Budgeting checks by Blenheim funeral directors ensure a deceased's family do not feel the burden of escalating funeral costs.
Funeral directors set out a clear financial plan to allow families to live within their means, a Blenheim funeral director said.
A lawyer dealing with family estates said the guidance meant there had not been reports of people in Marlborough being caught with unmanagable funeral costs.
The Express inquired about the issue after the Dominion Post reported that a widower in Waikanae is being forced to leave his rented flat after spending nearly all his savings on his beloved wife's funeral.
Ken Allen, 81, looked after his sick wife Rona, 81, for 12 years before she died in November. Their only asset was $8716 in a joint account, saved for both their funerals so they would not be a burden on their family when they died. But Mr Allen soon discovered that was barely enough for one funeral.
He paid Kapiti Coast Funeral Homes $5396 up-front, and applied to Work and Income for a funeral grant to cover the rest.
But his application was declined on the ground that his savings were above the asset limit for the grant.
Lloyd Bush, a funeral director at Geoffrey T Sowman Funeral Directors in Blenheim, said Blenheim funeral directors were careful and clear when setting a funeral budget with a client.
"We explain to families approved costs for the funeral," he said. "If people have financial issues we can work within a budget."
It was not common in Marlborough that a deceased's family paid for pricey funerals they could not afford, he said.
"Some people have difficulty paying for funerals, but there is a Work and Income grant of a maximum $1,971. Anyone who thinks they qualify for the grant will be asset-tested by Work and Income."
If a person died as a result of an accident the Accident Compensation Corporation would award up to $5879, he said.
Funeral costs range from $2,000 for a cremation-only funeral, with the deceased's ashes returned in an urn.
Costs can increase to as much as $8000 depending on the choice of casket, transport and associated costs of food and flowers.
Marlborough had the highest per-capita increase in the over-65 population in New Zealand, latest census figures show.
Alison Weaver, a partner at Gascoigne Wicks law firm who works in estate planning and family law, said funeral costs were a hot topic in Blenheim because of its increasing elderly population.
People did not always talk about death and their first experience of the cost of death was often when it happened to someone close to them, she said.
Funeral directors had checks in place to ensure a family member or the deceased's estate could cover funeral costs, she said.
"Dying is very expensive. Funeral directors are conscious of the costs and want people to be able to afford to pay for it. They have very clear discussions with the family about what is affordable and what is not."
She did not know of any cases of anyone being unable to pay for a funeral.
"As a business, funeral directors don't want debt they can't recover.
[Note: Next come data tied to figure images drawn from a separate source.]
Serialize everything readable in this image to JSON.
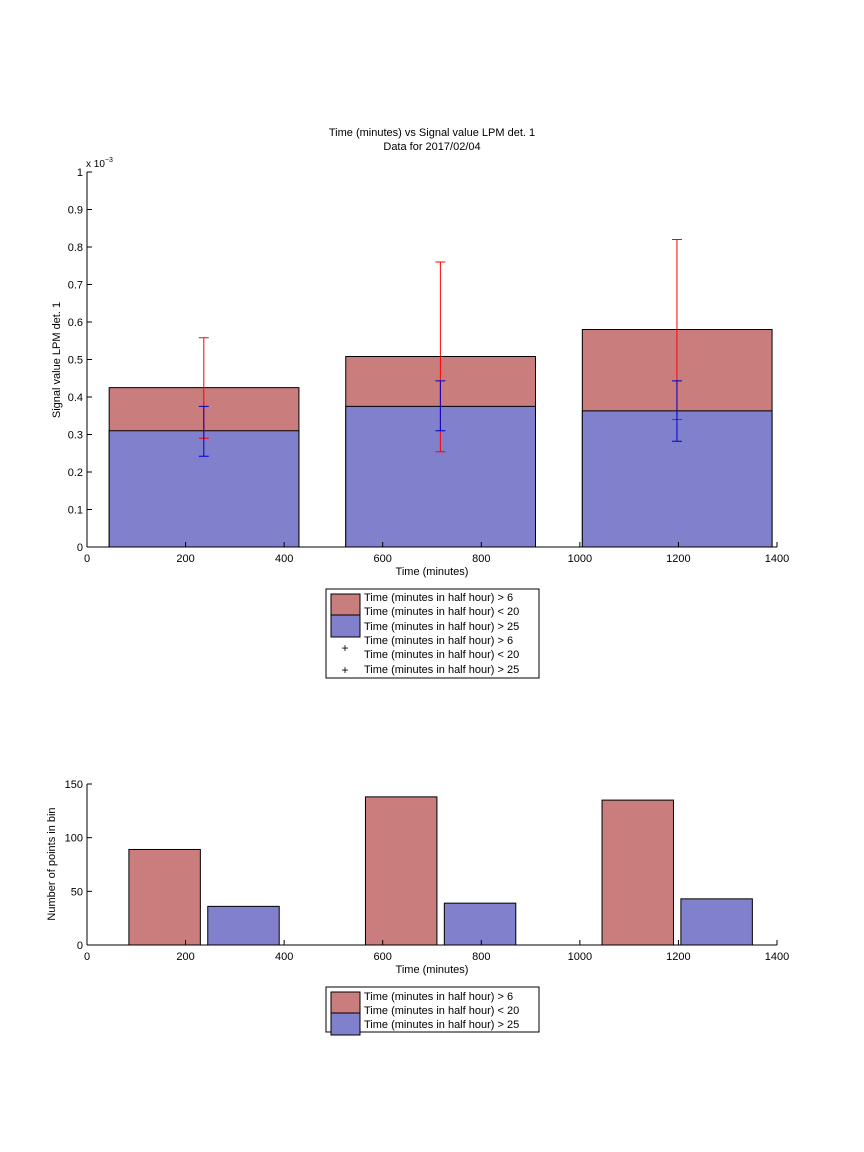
{
  "colors": {
    "red_fill": "#c97d7d",
    "blue_fill": "#8080cc",
    "red_err": "#ff0000",
    "blue_err": "#0000cc"
  },
  "chart_data": [
    {
      "type": "bar",
      "title": "Time (minutes) vs Signal value LPM det. 1",
      "subtitle": "Data for 2017/02/04",
      "xlabel": "Time (minutes)",
      "ylabel": "Signal value LPM det. 1",
      "y_exponent_label": "x 10",
      "y_exponent_sup": "−3",
      "xlim": [
        0,
        1400
      ],
      "ylim": [
        0,
        1
      ],
      "x_ticks": [
        "0",
        "200",
        "400",
        "600",
        "800",
        "1000",
        "1200",
        "1400"
      ],
      "y_ticks": [
        "0",
        "0.1",
        "0.2",
        "0.3",
        "0.4",
        "0.5",
        "0.6",
        "0.7",
        "0.8",
        "0.9",
        "1"
      ],
      "bars": [
        {
          "x_start": 45,
          "x_end": 430,
          "red": 0.425,
          "blue": 0.31
        },
        {
          "x_start": 525,
          "x_end": 910,
          "red": 0.508,
          "blue": 0.375
        },
        {
          "x_start": 1005,
          "x_end": 1390,
          "red": 0.58,
          "blue": 0.363
        }
      ],
      "error_bars": [
        {
          "series": "red",
          "x": 237,
          "low": 0.29,
          "high": 0.558
        },
        {
          "series": "blue",
          "x": 237,
          "low": 0.242,
          "high": 0.375
        },
        {
          "series": "red",
          "x": 717,
          "low": 0.254,
          "high": 0.76
        },
        {
          "series": "blue",
          "x": 717,
          "low": 0.31,
          "high": 0.443
        },
        {
          "series": "red",
          "x": 1197,
          "low": 0.34,
          "high": 0.82
        },
        {
          "series": "blue",
          "x": 1197,
          "low": 0.282,
          "high": 0.443
        }
      ],
      "legend": {
        "placement": "below",
        "entries": [
          {
            "marker": "red-patch",
            "lines": [
              "Time (minutes in half hour) > 6",
              "Time (minutes in half hour) < 20"
            ]
          },
          {
            "marker": "blue-patch",
            "lines": [
              "Time (minutes in half hour) > 25"
            ]
          },
          {
            "marker": "none",
            "lines": [
              "Time (minutes in half hour) > 6"
            ]
          },
          {
            "marker": "red-plus",
            "lines": [
              "Time (minutes in half hour) < 20"
            ]
          },
          {
            "marker": "blue-plus",
            "lines": [
              "Time (minutes in half hour) > 25"
            ]
          }
        ]
      }
    },
    {
      "type": "bar",
      "xlabel": "Time (minutes)",
      "ylabel": "Number of points in bin",
      "xlim": [
        0,
        1400
      ],
      "ylim": [
        0,
        150
      ],
      "x_ticks": [
        "0",
        "200",
        "400",
        "600",
        "800",
        "1000",
        "1200",
        "1400"
      ],
      "y_ticks": [
        "0",
        "50",
        "100",
        "150"
      ],
      "series": [
        {
          "color": "red",
          "bars": [
            {
              "x_start": 85,
              "x_end": 230,
              "value": 89
            },
            {
              "x_start": 565,
              "x_end": 710,
              "value": 138
            },
            {
              "x_start": 1045,
              "x_end": 1190,
              "value": 135
            }
          ]
        },
        {
          "color": "blue",
          "bars": [
            {
              "x_start": 245,
              "x_end": 390,
              "value": 36
            },
            {
              "x_start": 725,
              "x_end": 870,
              "value": 39
            },
            {
              "x_start": 1205,
              "x_end": 1350,
              "value": 43
            }
          ]
        }
      ],
      "legend": {
        "placement": "below",
        "entries": [
          {
            "marker": "red-patch",
            "lines": [
              "Time (minutes in half hour) > 6",
              "Time (minutes in half hour) < 20"
            ]
          },
          {
            "marker": "blue-patch",
            "lines": [
              "Time (minutes in half hour) > 25"
            ]
          }
        ]
      }
    }
  ]
}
I think, many people may start with the assertion that money is no object but they end up being realistic because a funeral director's guidance is clear on what is affordable to them."
Funeral directors in Blenheim offer pre-pay funeral options where money is paid into a secure trust. For those in financial distress, sometimes a funeral director will agree to allow payment over time, she said.
There was a lot of information available in Marlborough on the subject, from services such as Community Law and budget advice services, due to the percentage of over 65s here, she said.